No era eso lo que querías que contestara, claro. Ver solamente no es suficiente. Hay que escudriñar, hacer diligencia para ver más allá de lo que se ve, inquirir en la entraña del volcán, husmear en el signo de la lumbre y el humo para descubrir su lenguaje. ¿Qué veedor es ese que solamente ve?.

Has salido al puente y has dicho:

- Marineros, el Teide nos da la bienvenida; el Teide revienta de alegría a nuestro paso; el Teide nos dice que el camino de las Indias está en esta dirección; el Teide es la manifestación de nuestro Señor para que sigamos adelante.

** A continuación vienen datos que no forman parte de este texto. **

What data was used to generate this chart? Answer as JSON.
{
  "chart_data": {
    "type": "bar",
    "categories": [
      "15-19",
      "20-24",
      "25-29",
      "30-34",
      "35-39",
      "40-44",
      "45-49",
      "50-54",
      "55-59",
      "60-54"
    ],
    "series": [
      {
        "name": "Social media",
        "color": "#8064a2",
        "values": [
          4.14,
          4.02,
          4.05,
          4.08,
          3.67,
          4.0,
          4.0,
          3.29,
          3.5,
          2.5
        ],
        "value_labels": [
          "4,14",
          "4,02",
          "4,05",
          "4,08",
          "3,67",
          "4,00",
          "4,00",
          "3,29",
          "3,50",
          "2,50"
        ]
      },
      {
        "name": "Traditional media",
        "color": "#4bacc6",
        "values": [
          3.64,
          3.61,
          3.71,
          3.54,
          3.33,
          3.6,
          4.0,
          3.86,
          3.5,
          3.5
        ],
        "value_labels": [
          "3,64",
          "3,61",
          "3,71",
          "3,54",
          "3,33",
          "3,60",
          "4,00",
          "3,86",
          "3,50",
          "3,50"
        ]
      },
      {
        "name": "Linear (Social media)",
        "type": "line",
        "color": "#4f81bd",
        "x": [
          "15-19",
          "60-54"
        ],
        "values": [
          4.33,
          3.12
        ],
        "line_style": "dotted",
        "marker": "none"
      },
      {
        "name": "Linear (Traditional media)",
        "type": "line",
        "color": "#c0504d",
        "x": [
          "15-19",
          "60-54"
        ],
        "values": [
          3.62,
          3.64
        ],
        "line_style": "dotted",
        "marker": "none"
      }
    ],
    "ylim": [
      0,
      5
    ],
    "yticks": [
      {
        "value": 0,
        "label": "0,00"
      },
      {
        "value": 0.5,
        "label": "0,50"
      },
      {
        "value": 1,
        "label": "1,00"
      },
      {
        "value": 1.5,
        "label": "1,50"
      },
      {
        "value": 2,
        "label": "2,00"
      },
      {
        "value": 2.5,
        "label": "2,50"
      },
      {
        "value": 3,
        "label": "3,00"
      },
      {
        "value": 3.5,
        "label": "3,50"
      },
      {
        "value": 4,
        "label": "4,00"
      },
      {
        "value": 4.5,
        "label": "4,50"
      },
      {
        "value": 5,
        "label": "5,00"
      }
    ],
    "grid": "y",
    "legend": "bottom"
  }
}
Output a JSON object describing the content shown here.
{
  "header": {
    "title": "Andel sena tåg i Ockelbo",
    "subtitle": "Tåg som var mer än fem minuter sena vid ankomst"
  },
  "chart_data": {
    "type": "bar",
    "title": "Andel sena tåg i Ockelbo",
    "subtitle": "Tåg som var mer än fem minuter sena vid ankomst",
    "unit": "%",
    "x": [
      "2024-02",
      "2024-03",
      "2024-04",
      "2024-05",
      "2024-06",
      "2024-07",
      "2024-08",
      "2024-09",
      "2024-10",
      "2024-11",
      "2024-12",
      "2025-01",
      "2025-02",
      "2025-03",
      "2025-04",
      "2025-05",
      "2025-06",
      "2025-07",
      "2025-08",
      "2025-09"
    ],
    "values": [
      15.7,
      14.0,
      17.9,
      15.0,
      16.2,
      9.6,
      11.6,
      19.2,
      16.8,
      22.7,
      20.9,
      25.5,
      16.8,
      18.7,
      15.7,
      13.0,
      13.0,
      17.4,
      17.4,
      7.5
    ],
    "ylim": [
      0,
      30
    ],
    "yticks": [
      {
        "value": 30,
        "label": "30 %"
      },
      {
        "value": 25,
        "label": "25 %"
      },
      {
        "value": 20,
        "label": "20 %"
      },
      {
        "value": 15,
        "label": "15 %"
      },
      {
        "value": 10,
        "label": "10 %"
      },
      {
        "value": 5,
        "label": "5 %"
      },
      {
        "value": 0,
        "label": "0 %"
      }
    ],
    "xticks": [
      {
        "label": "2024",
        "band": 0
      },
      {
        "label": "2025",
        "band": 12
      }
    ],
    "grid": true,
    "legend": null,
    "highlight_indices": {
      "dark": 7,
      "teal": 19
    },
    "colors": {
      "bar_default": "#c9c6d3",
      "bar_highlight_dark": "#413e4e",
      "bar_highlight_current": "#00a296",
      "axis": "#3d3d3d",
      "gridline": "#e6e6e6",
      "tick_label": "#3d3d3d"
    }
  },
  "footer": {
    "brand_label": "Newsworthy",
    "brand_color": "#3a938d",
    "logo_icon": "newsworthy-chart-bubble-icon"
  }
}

Los marineros han aplaudido. Don Rodrigo Sánchez de Segovia ha torcido la sonrisa en un rictus de desconfianza y ha pensado que tú, Cristóbal, Almirante, tienes en la cabeza más cenizas encendidas que las que ahora está expulsando el Teide.

La avería de la Pinta te ha retenido el camino. Del 9 de agosto al 6 de septiembre. Casi nada. Hasta las vituallas programadas se han reducido. Tendrás que racionar las carnes y apechugar con peces. Tendrás que ordenar a los cocineros que preparen algunas aves antes de que las carnes saladas que conservas en las despensas de las bodegas se agoten. No estaban programadas las averías, Cristóbal, o no al menos, a sólo seis días de partir de palos de Moguer.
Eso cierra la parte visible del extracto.